A movement has already begun. Look no further than the multiplying open access journals as well as vocal social media influencers forming a swelling and motivated crowd outside the gates. No court is immune to a spirited majority. It is rather obvious today the most recognized physicians in any specialty are not those who have published 100 scientific papers but rather the ones with a 100K Instagram followers. Let this be a wake- up call to those who control traditional routes of information. It is time we manage the reigns of EBM define, focus and limit its influence. The data should be cautiously interpreted through a lens of reason and a commentary of practicality. And let’s welcome back to our meetings, journal, and societies the free thinkers the internet darlings and the progressives who have been kicked to curb by EBM. We don’t have to adopt their ways but we certainly can provide an honest and respected forum to hear their progressive thoughts without requiring them to hire a Ph.D. in mathematics to validate their message.

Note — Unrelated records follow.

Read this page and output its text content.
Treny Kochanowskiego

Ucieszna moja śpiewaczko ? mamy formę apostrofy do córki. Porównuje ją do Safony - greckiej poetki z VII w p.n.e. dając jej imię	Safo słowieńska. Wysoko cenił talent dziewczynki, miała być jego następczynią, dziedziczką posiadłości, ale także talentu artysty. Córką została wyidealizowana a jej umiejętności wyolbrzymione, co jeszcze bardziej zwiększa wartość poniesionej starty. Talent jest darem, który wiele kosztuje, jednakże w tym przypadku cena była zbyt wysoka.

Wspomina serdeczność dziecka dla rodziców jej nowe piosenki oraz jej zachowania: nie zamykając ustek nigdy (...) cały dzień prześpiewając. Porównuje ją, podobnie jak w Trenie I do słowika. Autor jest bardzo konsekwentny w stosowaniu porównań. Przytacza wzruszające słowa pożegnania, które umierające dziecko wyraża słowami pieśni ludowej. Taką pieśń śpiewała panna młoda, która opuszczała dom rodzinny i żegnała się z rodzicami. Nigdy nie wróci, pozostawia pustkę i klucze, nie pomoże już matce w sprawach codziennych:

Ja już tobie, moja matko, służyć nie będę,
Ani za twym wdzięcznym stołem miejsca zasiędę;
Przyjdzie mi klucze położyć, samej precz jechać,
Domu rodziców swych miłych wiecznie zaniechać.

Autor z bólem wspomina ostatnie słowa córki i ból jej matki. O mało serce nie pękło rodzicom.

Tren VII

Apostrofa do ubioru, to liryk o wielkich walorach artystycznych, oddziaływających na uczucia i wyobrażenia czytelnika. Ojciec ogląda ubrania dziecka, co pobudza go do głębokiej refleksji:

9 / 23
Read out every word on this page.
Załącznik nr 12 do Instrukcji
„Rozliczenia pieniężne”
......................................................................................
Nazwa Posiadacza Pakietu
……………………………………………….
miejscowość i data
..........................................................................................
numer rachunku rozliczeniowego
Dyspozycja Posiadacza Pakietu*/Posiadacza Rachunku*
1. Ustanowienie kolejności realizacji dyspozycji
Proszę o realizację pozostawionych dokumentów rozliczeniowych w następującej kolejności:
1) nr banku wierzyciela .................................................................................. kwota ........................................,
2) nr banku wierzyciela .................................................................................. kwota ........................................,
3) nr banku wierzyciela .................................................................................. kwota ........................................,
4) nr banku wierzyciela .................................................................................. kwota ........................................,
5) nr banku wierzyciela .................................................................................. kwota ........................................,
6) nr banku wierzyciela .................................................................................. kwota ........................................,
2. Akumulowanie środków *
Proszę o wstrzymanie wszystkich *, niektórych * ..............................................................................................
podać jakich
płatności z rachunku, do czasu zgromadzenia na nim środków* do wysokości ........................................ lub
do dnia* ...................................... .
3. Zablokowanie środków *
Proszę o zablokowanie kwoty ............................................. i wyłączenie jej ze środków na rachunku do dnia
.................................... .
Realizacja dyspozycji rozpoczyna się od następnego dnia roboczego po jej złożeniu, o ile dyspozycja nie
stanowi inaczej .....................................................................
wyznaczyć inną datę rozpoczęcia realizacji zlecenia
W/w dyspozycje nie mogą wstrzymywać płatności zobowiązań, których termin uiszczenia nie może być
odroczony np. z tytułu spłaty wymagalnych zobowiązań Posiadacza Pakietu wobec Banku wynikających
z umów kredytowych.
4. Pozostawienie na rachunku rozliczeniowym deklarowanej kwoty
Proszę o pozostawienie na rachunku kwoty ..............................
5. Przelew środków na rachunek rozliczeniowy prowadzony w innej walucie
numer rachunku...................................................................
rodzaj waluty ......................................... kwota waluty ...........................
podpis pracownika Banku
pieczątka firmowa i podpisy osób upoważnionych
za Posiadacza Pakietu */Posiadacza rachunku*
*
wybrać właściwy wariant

No field of medicine needs its creatives more so than that of aesthetics. Let’s not lose them.
Co-Chief Medical Editor
1. Ioannidis JPA. Evidence-based medicine has been hijacked: a report to David Sackett. J Clin Epidemiol 2016;73:82e6
2. Fava GA, Guidi J, Rafanelli C, Sonino N. The clinical inadequacy of evidence-based medicine and the need for a conceptual framework based on clinical judgment. Psychother Psychosom 15;84: 1e3.